Photo : Alain Nking/Oxfam

Le fossé se creuse entre riches et pauvres | Le rapport d’Oxfam sur les inégalités dans le monde

Montréal, 21 janvier 2019 – Alors qu’une partie de l’élite économique et politique mondiale se réunit cette semaine au Forum économique mondial de Davos, Oxfam publie un nouveau rapport démontrant que la fortune des milliardaires a augmenté chaque jour de 2,5 milliards de dollars l’année dernière, pendant que la moitié la plus pauvre de l’humanité perdait 500 millions de dollars par jour.

Plus précisément, la fortune des milliardaires a augmenté de 12 % l’an dernier (l’équivalent de 2,5 milliards de dollars par jour), tandis que les 3,8 milliards de personnes qui composent la moitié la plus pauvre de l’humanité ont vu leur richesse diminuer encore de 11 % (soit de 500 millions de dollars par jour).
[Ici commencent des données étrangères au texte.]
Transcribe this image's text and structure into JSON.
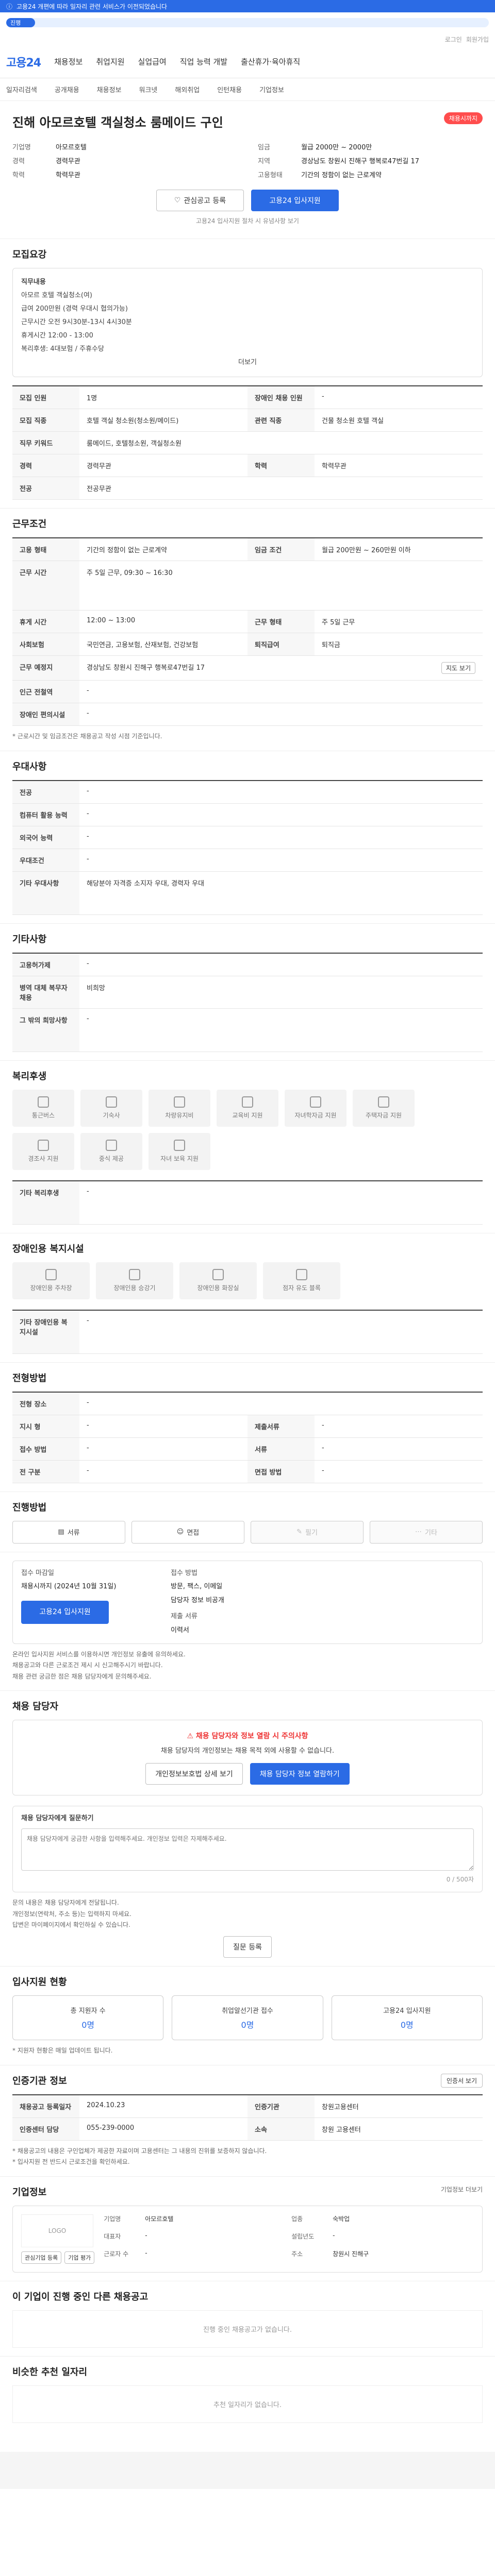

Le rapport d’Oxfam intitulé « Services publics ou fortunes privées ? » montre à quel point ce fossé qui se creuse entre riches et pauvres nuit à nos économies, en attisant la colère publique dans le monde entier. Il révèle comment les gouvernements exacerbent les inégalités, d’un côté en sous-finançant les services publics, tels que la santé et l’éducation, et de l’autre en sous-imposant les grandes entreprises et les individus fortunés et en renonçant à combattre efficacement le recours aux paradis fiscaux. Il conclut également que les femmes et les filles sont les plus durement touchées par la hausse des inégalités économiques.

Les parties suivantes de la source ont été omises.